Abstract Body: Introduction
Monocytes are known to respond to monocyte chemoattractant protein-1 (MCP-1) in early aneurysm pathogenesis, but this mechanism remain poorly understood. We developed a porcine model of aortic aneurysm utilizing a novel retrievable drug infusion stentgrant (RDIS) with targeted elastase administration, and we aimed to define mechanisms by which monocytes and cells of the aortic wall interface both in vitro and in our porcine animal model. We hypothesized that monocytes are key in the early immune response to the elastase-injured aorta and is mediated by MCP-1 expression.

Methods
Primary aortic wall cells were cultured for 2 days and treated with MCP-1 (n=3), and supernatant underwent Luminex analysis. Next, Yorkshire pigs (n=4) underwent aneurysm induction using the RDIS to focally deliver elastase to the thoracic aorta for 30 minutes before RDIS removal (Figure 1). Two additional animals underwent aneurysm induction followed by delivery of autologous IFN-gamma stimulated monocytes 2 days after injury. Aortic explants at day 7 underwent Luminex analysis and ELISA for MCP-1 and were compared to aortic explants from 5 untreated animals. 3 control and 3 elastase injured vessels underwent tensile testing.

Results
Aortic cell culture with MCP-1 revealed an increased IFN-gamma expression compared to controls (1.09 vs 0.32 ng/ml, respectively; p=0.004). Luminex of elastase injured aorta in vivo revealed elevated pro-inflammatory cytokines as compared to controls.
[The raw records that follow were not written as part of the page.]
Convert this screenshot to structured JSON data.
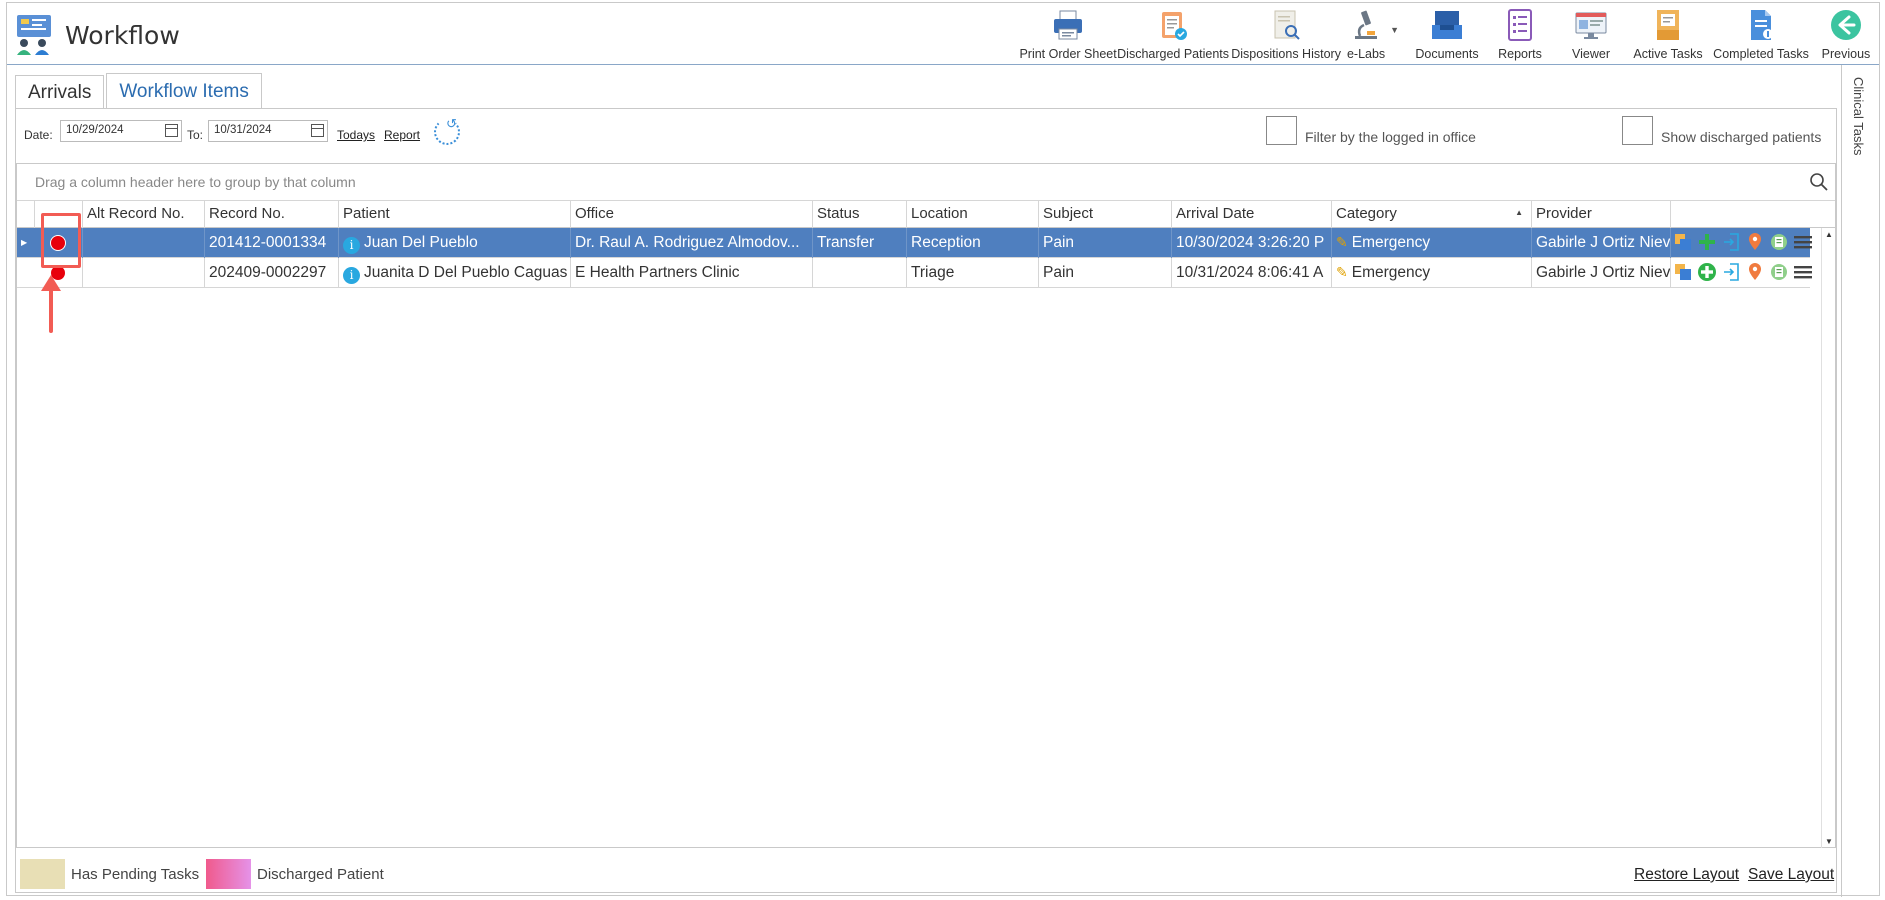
{
  "app": {
    "title": "Workflow"
  },
  "toolbar": {
    "buttons": [
      {
        "label": "Print Order Sheet",
        "icon": "printer-icon"
      },
      {
        "label": "Discharged Patients",
        "icon": "clipboard-check-icon"
      },
      {
        "label": "Dispositions History",
        "icon": "document-search-icon"
      },
      {
        "label": "e-Labs",
        "icon": "microscope-icon"
      },
      {
        "label": "Documents",
        "icon": "inbox-tray-icon"
      },
      {
        "label": "Reports",
        "icon": "report-list-icon"
      },
      {
        "label": "Viewer",
        "icon": "monitor-icon"
      },
      {
        "label": "Active Tasks",
        "icon": "task-box-icon"
      },
      {
        "label": "Completed Tasks",
        "icon": "completed-document-icon"
      },
      {
        "label": "Previous",
        "icon": "back-arrow-icon"
      }
    ]
  },
  "side_tab": {
    "label": "Clinical Tasks"
  },
  "tabs": {
    "arrivals": "Arrivals",
    "workflow_items": "Workflow Items"
  },
  "filters": {
    "date_label": "Date:",
    "date_from": "10/29/2024",
    "to_label": "To:",
    "date_to": "10/31/2024",
    "todays_link": "Todays",
    "report_link": "Report",
    "filter_office_label": "Filter by the logged in office",
    "show_discharged_label": "Show discharged patients"
  },
  "grid": {
    "group_panel_text": "Drag a column header here to group by that column",
    "columns": {
      "alt_record": "Alt Record No.",
      "record": "Record No.",
      "patient": "Patient",
      "office": "Office",
      "status": "Status",
      "location": "Location",
      "subject": "Subject",
      "arrival_date": "Arrival Date",
      "category": "Category",
      "provider": "Provider"
    },
    "rows": [
      {
        "alt_record": "",
        "record": "201412-0001334",
        "patient": "Juan Del Pueblo",
        "office": "Dr. Raul A. Rodriguez Almodov...",
        "status": "Transfer",
        "location": "Reception",
        "subject": "Pain",
        "arrival_date": "10/30/2024 3:26:20 P",
        "category": "Emergency",
        "provider": "Gabirle J Ortiz Nieve"
      },
      {
        "alt_record": "",
        "record": "202409-0002297",
        "patient": "Juanita D Del Pueblo Caguas",
        "office": "E Health Partners Clinic",
        "status": "",
        "location": "Triage",
        "subject": "Pain",
        "arrival_date": "10/31/2024 8:06:41 A",
        "category": "Emergency",
        "provider": "Gabirle J Ortiz Nieve"
      }
    ]
  },
  "legend": {
    "pending": "Has Pending Tasks",
    "discharged": "Discharged Patient",
    "restore_layout": "Restore Layout",
    "save_layout": "Save Layout"
  },
  "colors": {
    "selected_row": "#4f7fbf",
    "pending_swatch": "#e8dfb5",
    "discharged_swatch_from": "#f05a8c",
    "discharged_swatch_to": "#e592e8",
    "highlight": "#f25c54",
    "status_dot": "#e8000b"
  }
}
IFN-gamma (11.3 vs 2.5 ng/mL; p=0.006), TNF-alpha (30.3 vs 6.6 ng/mL, p=0.01), and MMP-1 (15.9 vs 3.2 ng/mL, p=0.01). ELISA revealed an increase in MCP-1 in elastase-injured specimens compared to control (0.28 vs 0.065 ng/mL, respectively; p=0.007). Tensile testing showed an average of 65% decrease in tensile strength of elastase-injured specimens compared to control (11.0 vs 31.5 N, respectively; p=0.03). Finally, IFN-gamma primed monocyte treatment after elastase injury revealed a visibly worsened injury on the luminal surface (Figure 2).

Conclusion
MCP-1 increasing expression of IFN-gamma from aortic cell cultures suggests that it not only mediates monocyte chemotaxis but also fosters a pro-inflammatory environment. The RDIS-enabled elastase injury successfully mimics the cytokine profile and mechanical weakening seen in human disease. The accelerated pathology observed with IFN-gamma-primed monocytes may suggest an important role of pro-inflammatory monocytes in aortic structural integrity.